We've seen this movie before. "Getting creative" is the last thing you want to see from a financial institution. Meanwhile, the one surprise is that neither Fannie Mae (FNM) or Freddie Mac (FRE) were mentioned in the Journal piece. After all, didn't they invent the game of reclassifying borrowers out of default?

4. Speaking of Main Street...

Recently we've written about how the real issue with the regional banks is not that they necessarily finish the year lower than where they are (the New York Times yesterday noted how far many of these banks have fallen in the past year) but that the perception of trouble hits harder than problems with Wall Street banks like Bear Stearns, Lehman Brothers (LEH) or Citigroup (C).

Another ongoing issue is the continuing tightening of credit for Main Street business and consumers. The Wall Street Journal yesterday had an interesting piece on the lengths to which credit card issuers such as American Express (AXP) are going to evaluate consumer credit risks. Bank of America (BAC) said it is raising FICO score thresholds and having human beings look at individual consumers.

This is an important story. The net result is a continuing tightening of credit for Main Street.

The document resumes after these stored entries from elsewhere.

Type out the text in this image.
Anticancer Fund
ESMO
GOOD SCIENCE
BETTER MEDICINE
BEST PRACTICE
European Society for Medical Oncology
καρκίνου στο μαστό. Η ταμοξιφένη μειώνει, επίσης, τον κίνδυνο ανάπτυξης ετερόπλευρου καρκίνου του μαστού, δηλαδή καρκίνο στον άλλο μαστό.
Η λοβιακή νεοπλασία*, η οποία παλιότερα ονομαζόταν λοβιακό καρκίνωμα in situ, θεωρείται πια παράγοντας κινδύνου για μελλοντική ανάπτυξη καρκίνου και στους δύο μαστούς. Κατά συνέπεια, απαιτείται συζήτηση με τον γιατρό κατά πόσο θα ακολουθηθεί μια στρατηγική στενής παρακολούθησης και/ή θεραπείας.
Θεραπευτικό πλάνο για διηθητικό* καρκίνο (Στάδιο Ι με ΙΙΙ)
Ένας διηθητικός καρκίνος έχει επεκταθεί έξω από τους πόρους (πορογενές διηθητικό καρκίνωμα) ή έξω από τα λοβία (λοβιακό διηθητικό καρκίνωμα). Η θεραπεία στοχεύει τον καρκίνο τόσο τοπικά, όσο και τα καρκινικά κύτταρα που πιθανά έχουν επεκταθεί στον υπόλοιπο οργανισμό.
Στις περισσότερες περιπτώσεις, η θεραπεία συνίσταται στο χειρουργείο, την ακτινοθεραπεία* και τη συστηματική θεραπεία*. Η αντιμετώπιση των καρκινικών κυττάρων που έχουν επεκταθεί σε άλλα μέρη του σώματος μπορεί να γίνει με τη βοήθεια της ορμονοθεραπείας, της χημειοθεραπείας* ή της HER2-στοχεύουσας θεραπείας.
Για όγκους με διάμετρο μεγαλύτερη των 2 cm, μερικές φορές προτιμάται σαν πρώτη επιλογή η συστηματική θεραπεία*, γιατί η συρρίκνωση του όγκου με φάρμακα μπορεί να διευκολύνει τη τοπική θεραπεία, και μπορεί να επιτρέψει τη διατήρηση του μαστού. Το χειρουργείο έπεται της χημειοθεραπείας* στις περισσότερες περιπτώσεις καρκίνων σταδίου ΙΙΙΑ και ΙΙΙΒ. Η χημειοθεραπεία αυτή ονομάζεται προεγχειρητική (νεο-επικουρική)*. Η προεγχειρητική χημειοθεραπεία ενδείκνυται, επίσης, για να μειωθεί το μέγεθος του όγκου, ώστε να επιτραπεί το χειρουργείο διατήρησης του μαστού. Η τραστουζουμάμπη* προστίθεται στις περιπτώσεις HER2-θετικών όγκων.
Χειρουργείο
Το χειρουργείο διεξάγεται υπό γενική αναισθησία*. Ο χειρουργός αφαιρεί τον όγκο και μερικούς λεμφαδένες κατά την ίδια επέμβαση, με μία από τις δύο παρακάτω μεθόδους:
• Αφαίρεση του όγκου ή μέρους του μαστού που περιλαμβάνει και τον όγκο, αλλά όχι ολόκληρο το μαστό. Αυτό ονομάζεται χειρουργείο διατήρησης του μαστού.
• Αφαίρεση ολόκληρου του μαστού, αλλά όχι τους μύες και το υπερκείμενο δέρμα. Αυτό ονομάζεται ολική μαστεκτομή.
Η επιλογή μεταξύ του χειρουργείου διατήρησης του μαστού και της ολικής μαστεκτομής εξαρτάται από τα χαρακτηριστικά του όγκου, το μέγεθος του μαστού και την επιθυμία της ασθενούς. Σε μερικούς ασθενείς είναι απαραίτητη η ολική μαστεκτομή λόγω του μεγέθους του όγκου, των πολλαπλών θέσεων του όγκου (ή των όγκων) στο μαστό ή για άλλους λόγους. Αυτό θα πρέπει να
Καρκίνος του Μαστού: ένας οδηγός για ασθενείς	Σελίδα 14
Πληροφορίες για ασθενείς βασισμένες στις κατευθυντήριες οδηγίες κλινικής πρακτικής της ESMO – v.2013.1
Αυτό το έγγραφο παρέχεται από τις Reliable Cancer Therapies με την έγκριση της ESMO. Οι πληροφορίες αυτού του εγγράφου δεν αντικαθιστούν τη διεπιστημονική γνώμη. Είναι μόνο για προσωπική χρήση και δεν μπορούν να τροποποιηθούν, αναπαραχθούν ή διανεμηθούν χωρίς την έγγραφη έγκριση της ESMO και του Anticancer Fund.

5. Shoplifters of the World Unite

According to USA Today, "shoplifting seems to be rising at many retail chains, and experts are pointing at a prime cause: the sputtering economy." Of 116 retailers surveyed recently about shoplifting by the National Retail Federation, 74% said they believed that shoplifting incidents last year had risen from 2006.

Looking at more localized reporting, the Knoxville News Sentinel reports that shoplifting arrests in Knoxville have skyrocketed from a little more than 300 in 2001 to 1,900 in 2007. This is despite policies from retailers such as Wal-Mart (WMT) which reportedly let shoplifters cart out $25 or less in merchandise without facing prosecution.